Given the root of a binary tree, construct a string consisting of parenthesis and integers from a binary tree with the preorder traversal way, and return it.

Omit all the empty parenthesis pairs that do not affect the one-to-one mapping relationship between the string and the original binary tree.

Example 1: Input: root = [1,2,3,4]
Output: "1(2(4))(3)"
Explanation: Originally, it needs to be "1(2(4)())(3()())", but you need to omit all the unnecessary empty parenthesis pairs. And it will be "1(2(4))(3)"

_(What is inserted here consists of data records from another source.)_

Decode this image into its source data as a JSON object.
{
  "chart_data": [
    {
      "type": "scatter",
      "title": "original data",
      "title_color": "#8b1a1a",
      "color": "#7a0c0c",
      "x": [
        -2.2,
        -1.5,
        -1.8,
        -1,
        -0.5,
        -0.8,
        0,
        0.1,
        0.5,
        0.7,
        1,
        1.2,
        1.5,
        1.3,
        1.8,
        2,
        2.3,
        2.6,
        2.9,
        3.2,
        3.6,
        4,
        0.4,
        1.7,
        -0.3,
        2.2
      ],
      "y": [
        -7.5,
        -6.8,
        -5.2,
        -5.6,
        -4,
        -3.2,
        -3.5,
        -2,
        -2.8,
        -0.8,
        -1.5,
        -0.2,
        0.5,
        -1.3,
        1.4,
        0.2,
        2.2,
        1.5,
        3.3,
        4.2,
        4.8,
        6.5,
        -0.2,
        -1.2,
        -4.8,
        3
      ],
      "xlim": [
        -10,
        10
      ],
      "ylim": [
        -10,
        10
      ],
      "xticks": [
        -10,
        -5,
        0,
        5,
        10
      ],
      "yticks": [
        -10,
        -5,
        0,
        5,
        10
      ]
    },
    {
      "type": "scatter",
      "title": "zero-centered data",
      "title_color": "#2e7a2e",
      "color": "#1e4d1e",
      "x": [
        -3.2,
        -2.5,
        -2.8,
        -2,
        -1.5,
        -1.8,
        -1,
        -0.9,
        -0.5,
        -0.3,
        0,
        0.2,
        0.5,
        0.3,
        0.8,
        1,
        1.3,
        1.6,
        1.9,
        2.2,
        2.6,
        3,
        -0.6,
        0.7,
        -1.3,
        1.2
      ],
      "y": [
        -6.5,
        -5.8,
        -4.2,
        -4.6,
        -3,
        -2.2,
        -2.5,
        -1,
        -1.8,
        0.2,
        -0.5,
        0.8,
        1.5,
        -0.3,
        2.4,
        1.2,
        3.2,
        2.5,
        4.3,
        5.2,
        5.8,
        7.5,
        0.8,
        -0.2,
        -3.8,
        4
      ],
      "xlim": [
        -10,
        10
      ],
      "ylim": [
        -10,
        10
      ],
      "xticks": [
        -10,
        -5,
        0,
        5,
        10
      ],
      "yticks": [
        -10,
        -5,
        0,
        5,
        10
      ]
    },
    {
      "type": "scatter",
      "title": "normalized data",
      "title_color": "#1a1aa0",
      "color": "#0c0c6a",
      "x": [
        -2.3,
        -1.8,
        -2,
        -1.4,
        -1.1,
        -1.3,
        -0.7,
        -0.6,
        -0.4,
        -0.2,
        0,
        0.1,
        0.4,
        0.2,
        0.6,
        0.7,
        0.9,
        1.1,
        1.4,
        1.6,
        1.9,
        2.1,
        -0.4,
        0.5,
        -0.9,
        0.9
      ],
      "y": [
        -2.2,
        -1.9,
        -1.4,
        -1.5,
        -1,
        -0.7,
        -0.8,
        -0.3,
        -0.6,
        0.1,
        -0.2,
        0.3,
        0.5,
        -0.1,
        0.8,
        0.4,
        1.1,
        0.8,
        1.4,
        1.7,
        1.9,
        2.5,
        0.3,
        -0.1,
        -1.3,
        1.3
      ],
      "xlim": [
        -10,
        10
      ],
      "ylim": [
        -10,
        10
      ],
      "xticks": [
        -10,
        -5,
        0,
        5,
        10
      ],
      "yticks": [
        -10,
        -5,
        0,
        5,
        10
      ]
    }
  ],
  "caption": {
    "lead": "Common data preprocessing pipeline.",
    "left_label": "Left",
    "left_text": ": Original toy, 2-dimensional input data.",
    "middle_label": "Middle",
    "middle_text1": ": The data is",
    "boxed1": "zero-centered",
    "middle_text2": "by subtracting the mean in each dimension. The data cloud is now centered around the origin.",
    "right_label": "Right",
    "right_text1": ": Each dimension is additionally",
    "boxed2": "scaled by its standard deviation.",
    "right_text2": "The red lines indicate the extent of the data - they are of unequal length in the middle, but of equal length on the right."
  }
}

Example 2: Input: root = [1,2,3,null,4]
Output: "1(2()(4))(3)"
Explanation: Almost the same as the first example, except we cannot omit the first parenthesis pair to break the one-to-one mapping relationship between the input and the output.


Constraints:

• The number of nodes in the tree is in the range $[1, 10^4]$.
• -1000 <= Node.val <= 1000

## Code

class Solution {
public String tree2str(TreeNode root) {
if (root == null) return "";

String res = root.val + "";

String left = tree2str(root.left);
String right = tree2str(root.right);

if (left == "" && right == "") return res;

if (left == "") return res + "()" + "(" + right + ")";
if (right == "") return res + "(" + left + ")";

return res + "(" + left + ")" + "(" + right + ")";
}
}